If we are to reinstate the draft, exemptions must be few and confined to medical reasons. American youth deserve fairness if they are to respond to the call of freedom.

I agree with reinstating the draft, but I would add two opportunities for delay by one drafted.

College/trade school students who are drafted should be allowed an opportunity to finish their degrees/certifications before heading to boot camp. That opportunity, though, should come with its own limit. College degrees take four, or at most five years, and trade school programs take two, or at most three years. A drafted student’s delay clock should start from the first year of his time in school, and the delay should expire at the end of those four/five years or two/three years, whether he’s finished his program or not.

Graduate students would have no such delay; they should be required to report on the specified date.

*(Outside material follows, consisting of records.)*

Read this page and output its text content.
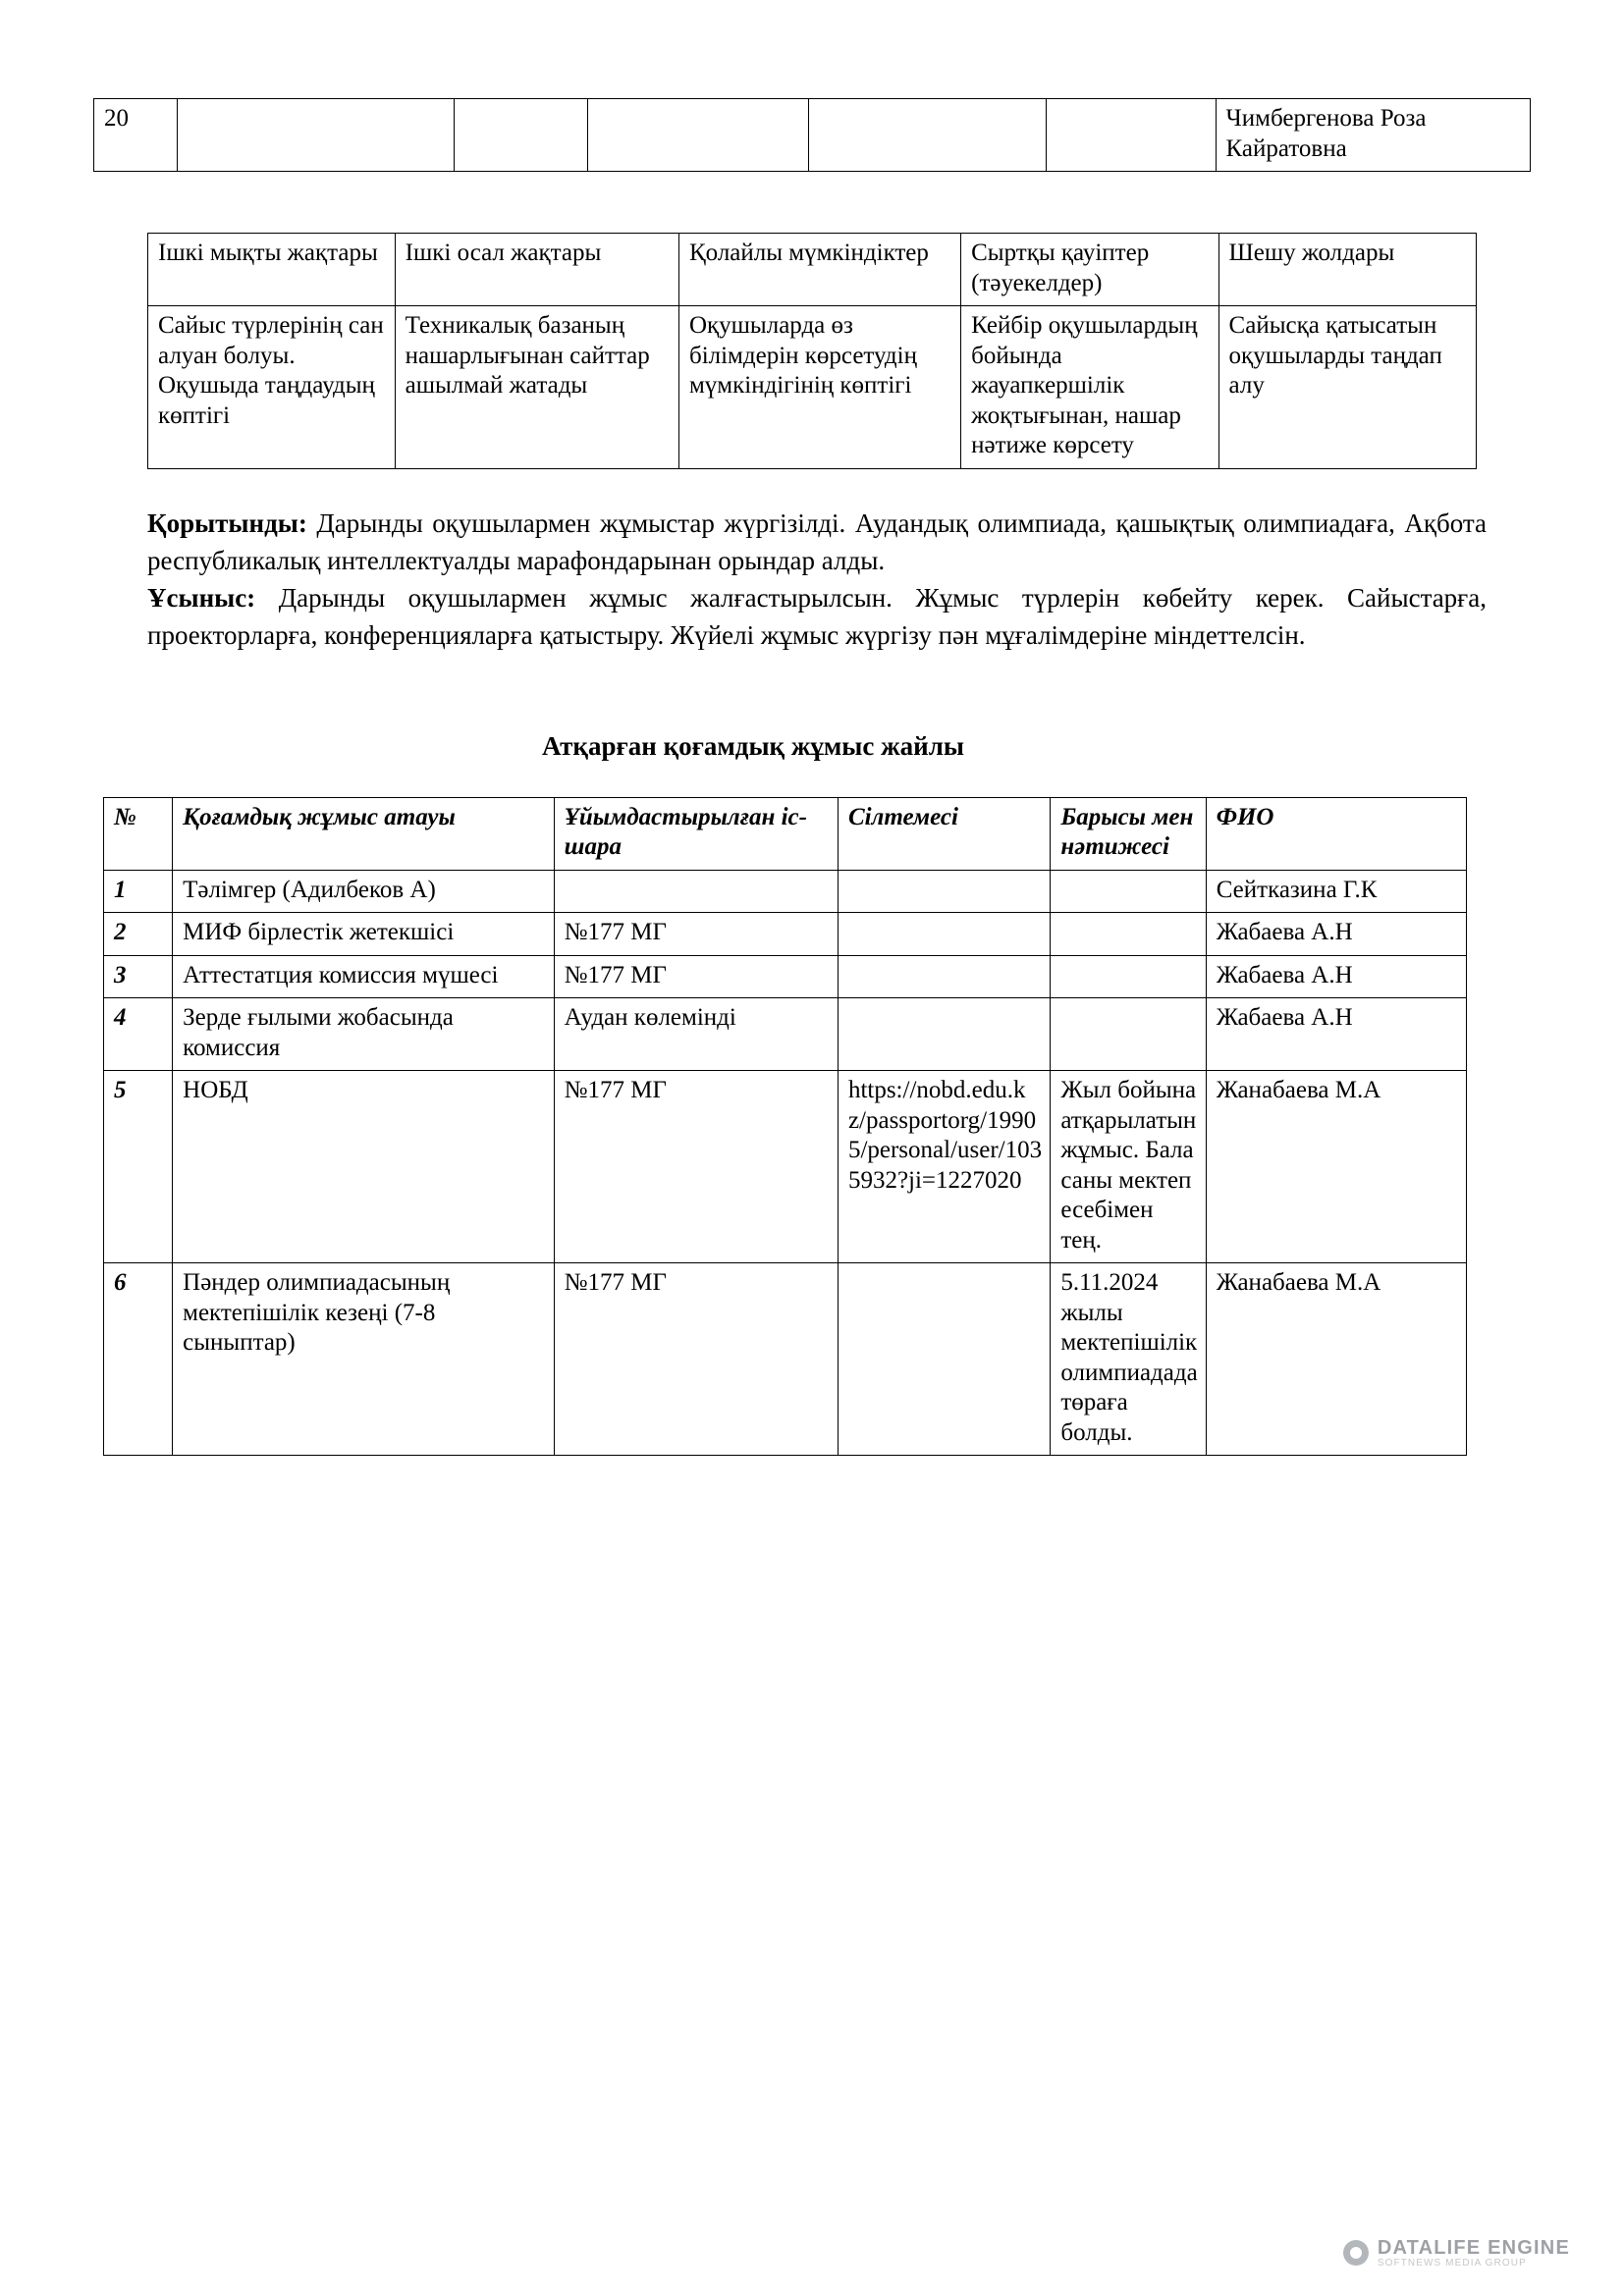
20						Чимбергенова Роза Кайратовна
Ішкі мықты жақтары	Ішкі осал жақтары	Қолайлы мүмкіндіктер	Сыртқы қауіптер (тәуекелдер)	Шешу жолдары
Сайыс түрлерінің сан алуан болуы. Оқушыда таңдаудың көптігі	Техникалық базаның нашарлығынан сайттар ашылмай жатады	Оқушыларда өз білімдерін көрсетудің мүмкіндігінің көптігі	Кейбір оқушылардың бойында жауапкершілік жоқтығынан, нашар нәтиже көрсету	Сайысқа қатысатын оқушыларды таңдап алу

Қорытынды: Дарынды оқушылармен жұмыстар жүргізілді. Аудандық олимпиада, қашықтық олимпиадаға, Ақбота республикалық интеллектуалды марафондарынан орындар алды.

Ұсыныс: Дарынды оқушылармен жұмыс жалғастырылсын. Жұмыс түрлерін көбейту керек. Сайыстарға, проекторларға, конференцияларға қатыстыру. Жүйелі жұмыс жүргізу пән мұғалімдеріне міндеттелсін.

Атқарған қоғамдық жұмыс жайлы
№	Қоғамдық жұмыс атауы	Ұйымдастырылған іс-шара	Сілтемесі	Барысы мен нәтижесі	ФИО
1	Тәлімгер (Адилбеков А)				Сейтказина Г.К
2	МИФ бірлестік жетекшісі	№177 МГ			Жабаева А.Н
3	Аттестатция комиссия мүшесі	№177 МГ			Жабаева А.Н
4	Зерде ғылыми жобасында комиссия	Аудан көлемінді			Жабаева А.Н
5	НОБД	№177 МГ	https://nobd.edu.kz/passportorg/19905/personal/user/1035932?ji=1227020	Жыл бойына атқарылатын жұмыс. Бала саны мектеп есебімен тең.	Жанабаева М.А
6	Пәндер олимпиадасының мектепішілік кезеңі (7-8 сыныптар)	№177 МГ		5.11.2024 жылы мектепішілік олимпиадада төраға болды.	Жанабаева М.А
DATALIFE ENGINE
SOFTNEWS MEDIA GROUP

The other delay—which could convert to an exemption—should apply to those enrolled in ROTC programs. When I went through USAF ROTC some while ago, the program proceeded in two phases. The first was a General Military Course, which lasted for two years, and at the conclusion conferred no obligation to enlist. Any student could enroll in the GMC. The second phase, the Professional Officer Course, was open only to those who had completed the GMC (the requirement could be waived, but that was only rarely done), and enrolling in the POC involved formally enlisting in the Air Force as an NCO. Cadets could resign from the POC at any time, but they were then expected to report for duty at their NCO rank (a requirement that, in the realization, wasn’t always enforced.)

A draft/delay exemption would apply to ROTC enrollees in this way. Their draft delays would date from their enrollment in the GMC. Resigning from the GMC, or declining to subsequently enroll in the POC would require the draft-delayed student to report to boot camp on the next available date. Students who resign from the POC would be required—with no exceptions—to report for duty at their NCO rank. A cadet who completes the ROTC program and is commissioned would see his draft status OBE.